Überhaupt ist der Gesang der Frontfrau der Dreh- und Angelpunkt der Kompositionen: Mit einer Stimme, die Unschuld, jugendliche Unbekümmertheit und Nachdenklichkeit ausdrückt, bewegt sich die Sängerin bei „Vegas“ durch mehrere Gefühlswelten. Adrianne kann auch naiv-süßlich agieren. Diese Frequenzen ordnet sie „Paul“ zu, das eine einfache Pop-Melodie aufweist. Die sanft-betuliche Begleitung ruiniert beinahe den Song. Auffällige Störeffekte von der E-Gitarre rütteln das gemütlich-gemächliche Beisammensein dann noch ein wenig, aber nicht genügend durcheinander.
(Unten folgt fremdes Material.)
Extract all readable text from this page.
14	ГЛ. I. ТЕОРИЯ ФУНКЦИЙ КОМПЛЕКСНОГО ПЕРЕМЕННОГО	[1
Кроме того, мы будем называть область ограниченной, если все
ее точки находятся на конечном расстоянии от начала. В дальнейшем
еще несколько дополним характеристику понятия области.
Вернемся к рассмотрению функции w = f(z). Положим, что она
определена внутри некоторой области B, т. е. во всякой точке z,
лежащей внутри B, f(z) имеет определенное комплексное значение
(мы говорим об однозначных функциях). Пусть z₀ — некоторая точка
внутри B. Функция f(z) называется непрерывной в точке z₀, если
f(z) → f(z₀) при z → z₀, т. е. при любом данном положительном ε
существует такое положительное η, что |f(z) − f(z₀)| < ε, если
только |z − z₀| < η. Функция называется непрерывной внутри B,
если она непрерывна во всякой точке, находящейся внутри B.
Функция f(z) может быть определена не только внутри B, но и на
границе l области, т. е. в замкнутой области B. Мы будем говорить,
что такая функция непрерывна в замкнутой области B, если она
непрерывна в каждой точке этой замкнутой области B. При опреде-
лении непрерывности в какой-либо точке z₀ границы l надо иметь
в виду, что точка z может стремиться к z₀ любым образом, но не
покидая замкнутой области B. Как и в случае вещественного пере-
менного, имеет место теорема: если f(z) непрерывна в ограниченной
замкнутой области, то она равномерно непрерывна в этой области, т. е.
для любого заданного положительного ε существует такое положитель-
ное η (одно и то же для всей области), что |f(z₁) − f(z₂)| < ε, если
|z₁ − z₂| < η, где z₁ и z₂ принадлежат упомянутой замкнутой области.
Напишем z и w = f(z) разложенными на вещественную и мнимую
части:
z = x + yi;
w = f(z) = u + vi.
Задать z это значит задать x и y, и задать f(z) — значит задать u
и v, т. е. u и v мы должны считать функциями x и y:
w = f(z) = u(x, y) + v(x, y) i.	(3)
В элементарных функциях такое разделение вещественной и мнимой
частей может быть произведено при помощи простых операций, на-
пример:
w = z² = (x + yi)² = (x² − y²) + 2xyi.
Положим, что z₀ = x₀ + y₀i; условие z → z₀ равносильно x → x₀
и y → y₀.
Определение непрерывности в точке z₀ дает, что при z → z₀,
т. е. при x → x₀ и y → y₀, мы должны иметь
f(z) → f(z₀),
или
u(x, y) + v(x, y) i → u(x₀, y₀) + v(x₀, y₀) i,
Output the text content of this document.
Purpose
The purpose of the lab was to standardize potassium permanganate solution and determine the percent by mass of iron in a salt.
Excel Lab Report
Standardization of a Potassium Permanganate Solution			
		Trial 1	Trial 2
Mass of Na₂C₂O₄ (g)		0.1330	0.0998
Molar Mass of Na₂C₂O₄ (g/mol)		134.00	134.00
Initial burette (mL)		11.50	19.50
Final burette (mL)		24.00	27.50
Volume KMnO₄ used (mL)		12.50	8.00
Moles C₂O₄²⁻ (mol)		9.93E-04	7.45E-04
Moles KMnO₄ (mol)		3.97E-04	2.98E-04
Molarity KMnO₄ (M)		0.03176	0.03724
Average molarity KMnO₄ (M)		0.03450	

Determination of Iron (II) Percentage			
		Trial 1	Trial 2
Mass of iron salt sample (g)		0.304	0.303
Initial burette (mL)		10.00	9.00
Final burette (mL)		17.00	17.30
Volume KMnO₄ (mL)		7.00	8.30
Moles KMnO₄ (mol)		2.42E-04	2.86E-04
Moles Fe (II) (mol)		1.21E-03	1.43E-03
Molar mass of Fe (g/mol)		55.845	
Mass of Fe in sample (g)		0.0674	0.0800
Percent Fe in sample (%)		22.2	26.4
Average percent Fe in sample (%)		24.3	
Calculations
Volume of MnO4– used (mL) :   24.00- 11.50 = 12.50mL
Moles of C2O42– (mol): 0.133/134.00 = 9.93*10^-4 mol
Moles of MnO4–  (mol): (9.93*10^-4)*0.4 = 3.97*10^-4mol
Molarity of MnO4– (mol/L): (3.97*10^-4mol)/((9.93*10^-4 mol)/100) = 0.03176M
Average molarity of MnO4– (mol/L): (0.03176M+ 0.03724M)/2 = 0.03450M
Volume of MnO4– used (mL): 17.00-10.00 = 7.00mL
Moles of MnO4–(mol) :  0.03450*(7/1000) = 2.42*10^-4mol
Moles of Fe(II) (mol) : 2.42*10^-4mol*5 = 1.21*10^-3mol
Für „Humans“ spult Adrianne ihren hohen Gesang mit einer unbeteiligt wirkenden Routine ab. Aber das ist alles nur Fassade und erinnert vereinzelt an Blondie („Heart Of Glass“). Sägende, schrille Gitarrensalven stören zwischendurch wieder die Harmonie dieses Wave-Pop-Stücks. „Animals“ lebt von wechselnden Stimmungen und unterschiedlichen Tempi. Das reicht von verträumt-balladesk über flott bis hin zu stürmisch. „Velvet Ring“, „Randy“ und „Lorraine“ zeigen das Quartett als versunkene, dezente Troubadoure und „Parallels“ missglückt in dieser Konstellation durch nervig lange Wiederholungen des Refrains.
Big Thief vereinen Spuren des herausfordernden Wave-Pop der 80er-Jahre mit dem alternativen Folk-Rock von heute. Ab und zu gibt es auch noch etwas Gedröhne und Pop-Einklang. Die Gruppe ist um Abwechslung bemüht, hat gute melodische Einfälle und die eingestreuten Zitate zeugen von gutem Geschmack. Die Mischung bietet für jeden etwas, aber für niemanden alles. Will heißen: Die verwendeten Ideen und Verweise sind zwar gefällig, werden aber ab und zu unausgegoren aneinandergefügt, so dass der Song keine Gelegenheit hat, sich zu entfalten. Das soll Vielfalt demonstrieren, bewirkt aber unter Umständen den Eindruck von Stückwerk und Aktionismus. Da die Ansätze jedoch grundsätzlich vielversprechend sind, sollte den jungen Leuten noch eine Chance zur Schärfung ihrer Vorstellungen eingeräumt werden.